Рубашкин покраснел, однако же достал бумажник.
— Вы меня спасли, первые дали верный совет, повезли в город, даже на овес моему буланому тогда дали, через вас я все получил. Я помню все это… Вот вам… пятнадцать рублей! Более не могу, извините. Берите их как благодарность, а не взаймы.
Священник взял деньги. «Фу, гадость! — подумал он, — это за все-то».
— А больше нельзя? — сказал он, — ведь тут и акушерки не на что пригласить!
Рубашкин, покраснев еще более, подумал: «Эге! да и ты, кажется, к вещественному падок!» — и отвечал: — Извините, более не могу! — хоть у него было еще более двухсот рублей.
Священник ушел.
Рубашкин съездил снова в город, заложил откупщику Конский Сырт, взял у него еще не три, а пять тысяч рублей под это имение и остался делать необходимейшие закупки в городе. Он остановился опять у Саддукеева. Беспардонный учитель гимназии оказался с первой их новой встречи еще более в ударе на всякие комические выходки, смешил генерала трое суток сряду, снабдил его кучею городских анекдотов и сплетен и угостил его неимоверным каким-то казачком, который заставил проплясать своих оборванных и запыленных детей, а сам при этом хохотал, как помешанный, закидывая назад огромную голову с большими сквозными ушами и грызя до крови давно обкусанные ногти. На прощанье, однако, он сказал генералу:
— В гимназии вышла история; я сболтнул там одну штуку ученикам. Против меня теперь ведут подкоп; немудрено, что меня и отставят. Тогда, надеюсь, не откажете меня принять к себе хоть в приказчики? А?
— О, разумеется! — ответил генерал, снова краснея, замолчал и уехал надутый, провожаемый маханьями Саддукеева, который даже влез на крышу и на радости выпустил всех голубей.
Явились в Конском Сырте рабочие, явилась и окончательно устроенная наемная прислуга. Рубашкин все приладил в две-три недели отлично. Отделал в особенности с любовью свой кабинет, из окон которого, сквозь главную аллею сада, была видна на скате бугров вся Есауловка и обе ее церкви. По столу и диванам в этом кабинете и в зале, ознаменованной недавними битвами, явились в изобилии деловые бумаги, хозяйственные книги и счеты.

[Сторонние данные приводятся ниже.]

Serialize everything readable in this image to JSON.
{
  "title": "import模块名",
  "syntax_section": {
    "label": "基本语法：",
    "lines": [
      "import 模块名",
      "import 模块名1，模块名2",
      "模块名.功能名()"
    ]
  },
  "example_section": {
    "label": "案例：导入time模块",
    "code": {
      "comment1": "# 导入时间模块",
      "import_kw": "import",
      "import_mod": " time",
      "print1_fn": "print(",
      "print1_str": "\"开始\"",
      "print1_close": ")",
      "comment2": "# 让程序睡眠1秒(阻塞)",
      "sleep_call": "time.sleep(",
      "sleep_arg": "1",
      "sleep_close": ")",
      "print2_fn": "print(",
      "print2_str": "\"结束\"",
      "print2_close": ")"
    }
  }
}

Поля зачернели полосами пахоти под зябь. Скупались рожь и озимая пшеница на посев. В двух концах поля стали прохаживаться небольшие соседские гурты скота, пущенные сюда за хорошие деньги до первого снега. Словом, чего желал и добивался воротившийся с чужбины к родному краю и делу Рубашкин, то и случилось.
— Не правда ли, у меня есть дарование организатора? — спрашивал он отца Смарагда. — Я мог бы управлять областью, населять пустыни?
— Кажется, — отвечал священник, — только не мешало бы вам подумать о докторе, когда теперь у вас все есть…
Но Рубашкин об этом не думал.
Не так родина встретила других своих детей.
Осень того года ознаменовалась для высшего круга той губернии усиленными разговорами о двух экстренных комиссиях, сменивших в два месяца одна другую, касательно расследования, доследования и переисследования непостижимого дела: «О десятилетнем невыезде подпоручицы Перебоченской из не принадлежащего ей по актам имения, о командировке туда на следствие советника Тарханларова, о засорении его глаз и о буйстве там дворян Кебабчи, Хутченко и Рахилевича, и о самовольном вмешательстве в следствие местного уездного предводителя дворянства». Перебоченская проживала в уездном городе под арестом в собственном ее доме. Тут же недалеко жил и находившийся под следствием предводитель, который вдруг оказался артистом и стал брать уроки музыки и петь, повторяя, что генерал Рубашкин циник, мясник, вольнодумец и даже на старости лет чуть ли не республиканец и враг всего дворянства.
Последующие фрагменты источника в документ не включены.